MedPAC considers standardizing benefits in MA plans
During its most recent meeting, the Medicare Payment Advisory Commission (MedPAC), which offers Medicare policy guidance to Congress, had an initial discussion about the benefits and challenges to standardizing benefits in Medicare Advantage (MA) plans. Commissioners noted that the average MA beneficiary now has more than 30 plans to choose from, which can make it difficult to compare plans that best meet his or her needs. Standardizing plans may be a way to make that process easier. During the presentation, commissioners sought out initial impressions about a standardized approach. They looked at how standardized benefits have been used in other health insurance markets, such as Medigap, and the variations in MA cost sharing for Part A and Part B services. Among the challenges discussed: Standardization would focus on enrollee cost sharing, questions as to whether insurers would be able to offer plans with the same package but different provider networks, and whether it would be tied to actuarial value or the use of detailed plan designs.
Requiring all plans to use standardized designs would cause disruption for MA enrollees, but the extent would depend on how closely the standardized plans would resemble current plan designs. Commissioners also discussed potential payment implications, including difficulty in predicting plan bidding behavior and plans would have fewer ways to respond to changes in payment rates. Later in the fall, commissioners will look at non-Medicare supplemental benefits.
CMS seeks input on health care access, provider experiences, health equity, and PHE flexibilities
The Centers for Medicare & Medicaid Services (CMS) this week released a Request for Information (RFI) that seeks public input on accessing health care and related challenges, understanding provider experiences, advancing health equity, and assessing the impact of waivers and flexibilities provided in response to the COVID-19 Public Health Emergency.
The RFI aims to gather feedback and perspectives related to challenges and opportunities for CMS to embed health equity into its efforts to encourage innovation, reduce burden, and create efficiencies across the health care system.
“Advancing health equity is core work of the Centers for Medicare & Medicaid Services,” CMS Administrator Chiquita Brooks-LaSure said in the announcement. “That’s why I am inviting stakeholders to help achieve our goal of an equitable and efficient health system, by working with us as we transform the health care experience for the individuals we serve.
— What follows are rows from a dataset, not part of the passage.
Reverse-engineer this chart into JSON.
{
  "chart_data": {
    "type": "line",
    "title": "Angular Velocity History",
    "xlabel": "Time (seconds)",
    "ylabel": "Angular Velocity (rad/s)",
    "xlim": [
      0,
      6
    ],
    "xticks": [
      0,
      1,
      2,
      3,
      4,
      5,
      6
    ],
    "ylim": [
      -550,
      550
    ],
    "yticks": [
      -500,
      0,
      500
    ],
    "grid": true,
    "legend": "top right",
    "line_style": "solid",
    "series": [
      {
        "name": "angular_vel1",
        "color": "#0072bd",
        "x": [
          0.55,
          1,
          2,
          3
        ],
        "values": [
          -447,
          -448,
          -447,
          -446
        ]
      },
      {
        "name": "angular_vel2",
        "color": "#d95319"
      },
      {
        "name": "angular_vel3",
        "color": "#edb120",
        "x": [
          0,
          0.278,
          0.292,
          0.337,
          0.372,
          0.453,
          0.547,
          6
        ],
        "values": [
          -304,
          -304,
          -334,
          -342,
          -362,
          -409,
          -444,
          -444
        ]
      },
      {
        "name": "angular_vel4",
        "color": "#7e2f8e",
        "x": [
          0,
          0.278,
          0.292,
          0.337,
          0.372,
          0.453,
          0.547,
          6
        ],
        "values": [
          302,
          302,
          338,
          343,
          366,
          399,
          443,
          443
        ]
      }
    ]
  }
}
Health equity is embedded within the DNA of CMS and serves as the lens through which we view all of our work.”
CMS wants to better understand individual and community-level burdens, health-related social needs, and opportunities for improvement that can reduce disparities and promote efficiency and innovation across its programs. The agency seeks information related to strategies that successfully address drivers of health inequities, including opportunities to address social determinants of health and challenges underserved communities face in accessing comprehensive, quality care. For example, challenges accessing care may include understanding coverage options, receiving culturally and linguistically appropriate care, accessing oral health services, and accessing comprehensive and timely health care services and medication.
The RFI also wants information to better understand the factors that impact provider wellness and learn more about the distribution of the health care workforce. The agency said it is particularly interested in understanding the greatest challenges for health care workers in meeting the needs of individuals, and the impact of CMS policies, documentation and reporting requirements, operations, and communications on provider experiences.
Comments received in response to the RFI will be used to identify opportunities for improvement and to increase efficiencies across CMS programs. The RFI is open for a 60-day public comment period beginning September 6. Comments must be received by November 4 to be considered.